Me llama un amigo, viejo compañero de lucha y exilio, de quien hacía tiempo no tenía noticias y, tras los saludos de rigor y preguntas sobre la salud y familia, me suelta a bocajarro: “¿Es que te has hecho bolchevique?”. “No”, le respondo. “Como escribes en el Mundo Obrero, pensaba que habías cambiado”. Para que esta conversación se entienda, he de decir que, según consta en mi amplia ficha policial, soy comunista sí, pero libertario, esto es, anarquista. Hecha esta aclaración, tal vez habrá quien comprenda las reticencias de mi amigo. Yo no. ¿Acaso las cárceles, las torturas, los asesinatos cometidos por el fascismo eran – y son –  diferentes para una y otra ideología? ¿No nos une el mismo objetivo, que no es otro que el fin del Capitalismo y sus crímenes? ¿Tan pronto hemos olvidado la historia, la fortaleza en la unidad y la derrota en la división? Que hay diferencias, las hay, ¿pero vamos a preocuparnos de cómo guisar las habichuelas antes de sembrarlas?

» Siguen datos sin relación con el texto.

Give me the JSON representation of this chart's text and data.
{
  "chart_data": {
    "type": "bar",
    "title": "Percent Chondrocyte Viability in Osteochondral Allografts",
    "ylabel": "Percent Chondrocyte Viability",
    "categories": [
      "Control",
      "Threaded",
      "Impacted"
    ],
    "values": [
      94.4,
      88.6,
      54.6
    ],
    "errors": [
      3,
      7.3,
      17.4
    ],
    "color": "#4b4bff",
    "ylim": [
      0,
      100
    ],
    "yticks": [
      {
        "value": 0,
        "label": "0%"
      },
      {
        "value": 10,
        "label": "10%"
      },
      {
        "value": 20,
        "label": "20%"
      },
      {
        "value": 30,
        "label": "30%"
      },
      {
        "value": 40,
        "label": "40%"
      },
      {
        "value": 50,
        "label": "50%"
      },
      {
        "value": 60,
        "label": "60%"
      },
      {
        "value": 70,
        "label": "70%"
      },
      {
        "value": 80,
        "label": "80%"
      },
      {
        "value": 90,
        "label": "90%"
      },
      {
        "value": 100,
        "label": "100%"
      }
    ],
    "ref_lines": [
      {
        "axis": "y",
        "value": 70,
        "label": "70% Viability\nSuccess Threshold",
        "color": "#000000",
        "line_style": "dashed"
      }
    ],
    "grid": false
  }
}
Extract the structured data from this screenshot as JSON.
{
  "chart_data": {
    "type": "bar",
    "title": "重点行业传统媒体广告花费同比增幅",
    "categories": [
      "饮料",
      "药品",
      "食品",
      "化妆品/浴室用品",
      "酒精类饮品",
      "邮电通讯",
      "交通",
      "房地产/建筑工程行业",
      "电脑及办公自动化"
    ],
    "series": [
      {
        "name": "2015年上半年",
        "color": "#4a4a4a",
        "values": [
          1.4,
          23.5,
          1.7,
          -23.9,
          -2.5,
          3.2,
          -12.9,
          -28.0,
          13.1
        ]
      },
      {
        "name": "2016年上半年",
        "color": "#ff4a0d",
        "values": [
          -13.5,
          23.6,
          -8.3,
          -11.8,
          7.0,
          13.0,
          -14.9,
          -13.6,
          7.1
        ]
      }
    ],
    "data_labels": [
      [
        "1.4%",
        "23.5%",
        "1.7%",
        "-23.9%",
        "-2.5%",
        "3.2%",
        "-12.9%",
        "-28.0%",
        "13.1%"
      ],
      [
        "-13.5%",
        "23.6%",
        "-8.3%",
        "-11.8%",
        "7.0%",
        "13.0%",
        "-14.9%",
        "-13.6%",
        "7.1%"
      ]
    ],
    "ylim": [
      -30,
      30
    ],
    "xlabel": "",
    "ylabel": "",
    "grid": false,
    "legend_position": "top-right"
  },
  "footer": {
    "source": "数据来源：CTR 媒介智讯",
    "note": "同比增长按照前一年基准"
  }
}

Recibo otra llamada. Es tiempo de votaciones y ya se sabe, los trabajadores de la cultura, de repente nos hacemos visibles. Al otro lado de la línea, una compañera, militante de un movimiento que merece todos mis respetos por su coherencia y actividad, me pide mi adhesión al manifiesto que han elaborado para presentarse a las próximas elecciones. Me lo lee. Me pregunta que qué me parece y no tengo más remedio que contestarle que estoy de acuerdo en todo, pero, dado que los puntos y reivindicaciones son los mismos que plantea Izquierda Unida, ¿cuál es el motivo por el que se postulen por separado? Me lo explica, pero de su discurso sólo saco en claro que un puñado de votos – muchos o pocos, los que sean – se van a ir a la mierda. ¿Es que no hay manera de ponerse de acuerdo en lo fundamental y lo otro ya lo resolveremos?

Me entero que en mi pueblo, ¡finalmente!, Izquierda Unida y Podemos, van juntos. En las pasadas elecciones lo hizo cada uno por su lado, se quedaron fuera y permitieron que Vox entrara. ¡¡Ole con ole y olá!! En Madrid y en muchos lugares, tres cuartas partes de lo mismo, aunque los actores y organizaciones fueran diferentes. Podría continuar con más ejemplos, pero resulta cansino en exceso.

Sin embargo, sucede que hace un par de días, quedo con unos amigos a comer en un restaurante cercano y, como voy vestido con una camisa roja, soy objeto del mismo comentario por parte de los parroquianos: “¡Mira que eres rojo!”. Y es que, para muchos de ellos, habitantes del analfabetismo y la incultura, votantes de esa derecha cavernícola que solo pretende arrebatarles los escasos derechos conseguidos bajo la bandera de la unidad de España colgada de un balcón, el pensamiento de la Izquierda es uno y su objetivo único. ¡Mira tú por donde, lo tienen más claro que nosotros!

Como decía la libertaria Emma Goldman: ”Si el voto valiera para algo, estaría prohibido”. No pretendamos con éste hacer la Revolución. El voto es como una tirita que se coloca sobre la herida, pero qué duda cabe, sirve para cambiar pequeñas cosas, fundamentales en el día a día. Los derechos se conquistan con la lucha, pero también se pierden cuando las leyes cambian a gusto de unos pocos.

Y no nos equivoquemos, esos pocos no se dividen. Les une la defensa de los privilegios y les sustenta un fanatismo secular.

(Nota.- Esta columna está escrita en marzo de 2019. He tenido que cambiar muy pocas cosas. Han pasado cuatro años y hay quién se sigue planteando la unidad. ¿Really, George?)